Disse-lhe que era o livro de um escritor estrangeiro sobre a defesa de Madrid quando chegaram ali os mouros.
Ela sorriu. A minha resposta abateu o muro da desconfiança. Sentou-se a meu lado e falou durante muito tempo, enquanto eu a ouvia, calado.
Contou que trabalhava no Hospital Clínico, arrasado dias depois, tal como a Casa de Velasquez, quando a vanguarda dos franquistas atacou no início de Novembro de 36. O ímpeto da ofensiva foi tao forte que os milicianos e os anarquistas da improvisada linha defensiva recuaram em desordem. O Governo de Largo Caballero saíra da capital para Valencia. Os civis do bairro pensaram que a guerra acabaria logo. Os aviões italianos e alemães bombardeavam todos dias Madrid.

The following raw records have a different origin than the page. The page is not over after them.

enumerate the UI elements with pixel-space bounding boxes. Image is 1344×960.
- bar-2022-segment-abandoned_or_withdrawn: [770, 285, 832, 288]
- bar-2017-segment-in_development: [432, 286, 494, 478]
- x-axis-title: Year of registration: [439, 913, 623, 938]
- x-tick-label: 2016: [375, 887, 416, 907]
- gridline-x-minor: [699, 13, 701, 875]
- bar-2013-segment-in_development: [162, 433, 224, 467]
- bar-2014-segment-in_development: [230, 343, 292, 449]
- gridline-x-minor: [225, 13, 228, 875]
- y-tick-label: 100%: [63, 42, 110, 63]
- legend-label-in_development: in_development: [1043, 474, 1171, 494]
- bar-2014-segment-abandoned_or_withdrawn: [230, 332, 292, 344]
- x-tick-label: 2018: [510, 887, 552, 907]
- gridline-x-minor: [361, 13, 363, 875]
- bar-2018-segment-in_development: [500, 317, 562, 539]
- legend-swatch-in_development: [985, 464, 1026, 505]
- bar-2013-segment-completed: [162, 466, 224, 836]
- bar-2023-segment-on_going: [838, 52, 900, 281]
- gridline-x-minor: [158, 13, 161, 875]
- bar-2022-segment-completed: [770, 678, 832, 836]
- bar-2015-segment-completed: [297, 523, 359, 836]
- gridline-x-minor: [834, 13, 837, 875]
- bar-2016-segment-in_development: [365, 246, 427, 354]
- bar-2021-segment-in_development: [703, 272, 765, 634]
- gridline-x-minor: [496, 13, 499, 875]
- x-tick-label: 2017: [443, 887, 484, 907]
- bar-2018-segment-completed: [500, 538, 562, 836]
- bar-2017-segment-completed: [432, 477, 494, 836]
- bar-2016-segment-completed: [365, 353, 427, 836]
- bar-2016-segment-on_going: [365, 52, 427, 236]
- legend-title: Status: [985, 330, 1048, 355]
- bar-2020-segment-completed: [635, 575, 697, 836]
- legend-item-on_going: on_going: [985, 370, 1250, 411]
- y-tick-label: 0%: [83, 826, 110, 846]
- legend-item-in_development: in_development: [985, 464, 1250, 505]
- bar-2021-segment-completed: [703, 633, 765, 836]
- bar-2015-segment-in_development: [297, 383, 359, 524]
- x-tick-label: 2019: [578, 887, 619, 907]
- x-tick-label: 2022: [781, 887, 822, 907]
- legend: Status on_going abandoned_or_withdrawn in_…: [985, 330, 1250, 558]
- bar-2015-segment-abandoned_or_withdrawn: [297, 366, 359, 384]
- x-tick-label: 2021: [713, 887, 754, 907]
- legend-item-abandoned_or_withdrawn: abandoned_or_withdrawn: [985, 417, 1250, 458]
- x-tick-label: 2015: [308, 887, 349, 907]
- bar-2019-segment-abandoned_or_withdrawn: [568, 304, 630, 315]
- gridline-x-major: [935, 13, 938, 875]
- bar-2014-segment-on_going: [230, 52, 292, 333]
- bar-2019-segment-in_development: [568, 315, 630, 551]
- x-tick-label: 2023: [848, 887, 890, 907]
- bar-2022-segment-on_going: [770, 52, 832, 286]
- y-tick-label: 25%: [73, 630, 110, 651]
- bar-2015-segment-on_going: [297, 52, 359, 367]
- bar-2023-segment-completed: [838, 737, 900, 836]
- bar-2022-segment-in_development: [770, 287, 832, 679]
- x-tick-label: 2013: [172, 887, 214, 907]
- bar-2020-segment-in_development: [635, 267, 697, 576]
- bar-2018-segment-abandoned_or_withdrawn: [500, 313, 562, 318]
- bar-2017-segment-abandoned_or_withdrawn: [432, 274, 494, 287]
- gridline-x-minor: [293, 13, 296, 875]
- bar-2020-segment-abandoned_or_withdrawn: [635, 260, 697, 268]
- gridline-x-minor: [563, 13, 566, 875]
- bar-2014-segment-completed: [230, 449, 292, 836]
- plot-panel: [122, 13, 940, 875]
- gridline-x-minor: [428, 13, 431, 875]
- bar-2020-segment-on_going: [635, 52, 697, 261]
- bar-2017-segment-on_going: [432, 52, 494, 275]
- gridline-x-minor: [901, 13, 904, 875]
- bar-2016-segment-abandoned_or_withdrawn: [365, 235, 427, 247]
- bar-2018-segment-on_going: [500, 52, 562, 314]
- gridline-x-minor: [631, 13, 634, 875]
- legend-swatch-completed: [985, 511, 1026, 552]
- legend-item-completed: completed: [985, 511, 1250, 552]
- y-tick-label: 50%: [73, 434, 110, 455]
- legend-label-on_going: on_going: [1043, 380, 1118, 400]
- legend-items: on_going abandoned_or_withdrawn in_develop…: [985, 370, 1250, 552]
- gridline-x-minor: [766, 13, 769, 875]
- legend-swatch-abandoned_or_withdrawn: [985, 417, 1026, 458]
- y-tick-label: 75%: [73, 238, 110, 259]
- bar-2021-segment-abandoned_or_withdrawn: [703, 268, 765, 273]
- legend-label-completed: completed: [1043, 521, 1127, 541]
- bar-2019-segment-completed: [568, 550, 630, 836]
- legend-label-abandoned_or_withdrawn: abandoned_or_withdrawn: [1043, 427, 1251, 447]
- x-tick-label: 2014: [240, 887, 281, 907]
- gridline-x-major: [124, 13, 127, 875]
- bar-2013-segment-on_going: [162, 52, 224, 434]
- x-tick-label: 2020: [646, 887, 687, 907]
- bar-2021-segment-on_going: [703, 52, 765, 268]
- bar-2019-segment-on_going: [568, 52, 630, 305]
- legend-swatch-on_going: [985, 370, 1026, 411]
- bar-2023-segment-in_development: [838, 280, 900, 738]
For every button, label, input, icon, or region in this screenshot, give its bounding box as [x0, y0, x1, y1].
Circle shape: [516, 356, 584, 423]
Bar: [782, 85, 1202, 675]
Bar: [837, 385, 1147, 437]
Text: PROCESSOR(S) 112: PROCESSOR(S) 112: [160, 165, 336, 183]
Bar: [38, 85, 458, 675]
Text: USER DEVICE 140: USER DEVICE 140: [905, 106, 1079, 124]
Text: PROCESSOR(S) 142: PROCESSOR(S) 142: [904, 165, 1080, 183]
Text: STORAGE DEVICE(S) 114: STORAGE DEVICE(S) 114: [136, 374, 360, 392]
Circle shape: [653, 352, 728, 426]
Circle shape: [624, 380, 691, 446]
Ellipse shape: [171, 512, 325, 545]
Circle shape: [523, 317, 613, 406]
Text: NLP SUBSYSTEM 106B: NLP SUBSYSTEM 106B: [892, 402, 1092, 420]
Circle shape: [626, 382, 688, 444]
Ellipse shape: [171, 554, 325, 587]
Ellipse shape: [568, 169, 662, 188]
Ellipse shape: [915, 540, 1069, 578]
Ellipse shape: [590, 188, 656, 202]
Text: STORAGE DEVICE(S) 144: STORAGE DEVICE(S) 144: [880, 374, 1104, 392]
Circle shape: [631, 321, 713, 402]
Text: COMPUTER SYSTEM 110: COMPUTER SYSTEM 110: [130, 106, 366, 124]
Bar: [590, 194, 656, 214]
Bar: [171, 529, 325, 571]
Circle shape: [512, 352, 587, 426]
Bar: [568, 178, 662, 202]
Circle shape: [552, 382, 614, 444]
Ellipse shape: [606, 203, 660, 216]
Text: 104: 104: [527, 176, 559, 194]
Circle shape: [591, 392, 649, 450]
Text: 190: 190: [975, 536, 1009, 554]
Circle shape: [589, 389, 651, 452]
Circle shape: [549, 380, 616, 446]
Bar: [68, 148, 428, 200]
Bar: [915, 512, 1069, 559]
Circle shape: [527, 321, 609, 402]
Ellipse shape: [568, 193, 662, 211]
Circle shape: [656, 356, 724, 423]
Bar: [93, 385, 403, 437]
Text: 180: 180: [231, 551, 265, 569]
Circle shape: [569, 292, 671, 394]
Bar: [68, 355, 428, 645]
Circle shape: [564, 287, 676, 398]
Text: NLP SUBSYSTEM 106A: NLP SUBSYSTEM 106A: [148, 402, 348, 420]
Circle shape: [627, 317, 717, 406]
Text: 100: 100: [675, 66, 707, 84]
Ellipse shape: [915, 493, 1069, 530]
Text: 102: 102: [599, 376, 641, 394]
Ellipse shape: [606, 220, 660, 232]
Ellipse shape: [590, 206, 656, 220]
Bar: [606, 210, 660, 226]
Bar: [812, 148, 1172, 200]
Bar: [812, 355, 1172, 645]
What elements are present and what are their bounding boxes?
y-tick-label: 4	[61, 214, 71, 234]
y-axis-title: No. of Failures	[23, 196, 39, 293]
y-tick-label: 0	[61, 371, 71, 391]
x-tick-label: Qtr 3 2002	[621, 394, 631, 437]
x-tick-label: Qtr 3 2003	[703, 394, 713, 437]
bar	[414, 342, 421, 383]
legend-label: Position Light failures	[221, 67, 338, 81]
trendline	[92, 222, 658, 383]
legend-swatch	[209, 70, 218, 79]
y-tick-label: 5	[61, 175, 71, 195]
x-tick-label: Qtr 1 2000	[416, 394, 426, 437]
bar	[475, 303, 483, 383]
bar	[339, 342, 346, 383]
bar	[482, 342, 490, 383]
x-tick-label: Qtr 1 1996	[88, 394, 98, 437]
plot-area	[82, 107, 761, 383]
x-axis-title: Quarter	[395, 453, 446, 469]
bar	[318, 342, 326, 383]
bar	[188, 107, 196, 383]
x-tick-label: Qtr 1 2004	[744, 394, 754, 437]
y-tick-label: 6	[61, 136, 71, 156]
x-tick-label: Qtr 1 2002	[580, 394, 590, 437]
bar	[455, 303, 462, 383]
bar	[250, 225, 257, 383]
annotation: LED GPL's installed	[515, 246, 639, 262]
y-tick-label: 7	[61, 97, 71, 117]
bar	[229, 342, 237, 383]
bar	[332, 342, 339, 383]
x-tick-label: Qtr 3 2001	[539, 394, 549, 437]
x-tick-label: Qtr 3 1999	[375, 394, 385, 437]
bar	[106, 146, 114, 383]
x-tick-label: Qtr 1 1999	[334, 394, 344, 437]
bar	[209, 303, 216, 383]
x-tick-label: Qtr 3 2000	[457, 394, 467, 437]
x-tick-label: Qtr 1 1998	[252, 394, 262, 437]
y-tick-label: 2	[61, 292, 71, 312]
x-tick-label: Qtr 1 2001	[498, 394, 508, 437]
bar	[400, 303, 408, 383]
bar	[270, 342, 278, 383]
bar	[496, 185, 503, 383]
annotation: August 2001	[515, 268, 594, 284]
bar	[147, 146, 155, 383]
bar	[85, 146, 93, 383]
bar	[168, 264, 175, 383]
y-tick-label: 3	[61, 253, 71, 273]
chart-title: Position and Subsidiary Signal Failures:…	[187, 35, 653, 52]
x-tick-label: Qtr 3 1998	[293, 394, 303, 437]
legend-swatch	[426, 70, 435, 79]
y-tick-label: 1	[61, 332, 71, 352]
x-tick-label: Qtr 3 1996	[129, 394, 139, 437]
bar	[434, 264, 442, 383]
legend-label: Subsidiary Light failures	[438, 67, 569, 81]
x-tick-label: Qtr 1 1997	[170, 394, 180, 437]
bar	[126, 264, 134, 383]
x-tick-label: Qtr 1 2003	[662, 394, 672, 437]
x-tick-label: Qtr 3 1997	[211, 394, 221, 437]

Uma companhia de mouros penetrou até à Plaza de Espanha. Mas de repente tudo mudou.
Fendendo o ar pesado da tarde com a mão que apontava para lugares que nomeava, onde a batalha fora mais intensa, a velha senhora, testemunha da batalha, pronunciou palavras que não esqueci:
«No dia 18, chegaram os homens da XI Brigada Internacional. Avançaram ao encontro do inimigo e obrigaram os mouros a recuar. Alguns, os poucos que sabiam espanhol, cantavam um hino que começava assim:
País lejano nos ha visto nacer
De odio llena el alma hemos traído
Mas la pátria no la hemos aun perdido
Nuestra pátria está hoy en Madrid
E então, voltamos a acreditar. O povo de Madrid principiou a gritar nas ruas o No Pasarán. E os franquistas não passaram!
No dia 23 de Novembro, os combates acabaram. Os nacionalistas enterraram-se em trincheiras na Cidade Universitária e ali ficaram até ao fim da guerra».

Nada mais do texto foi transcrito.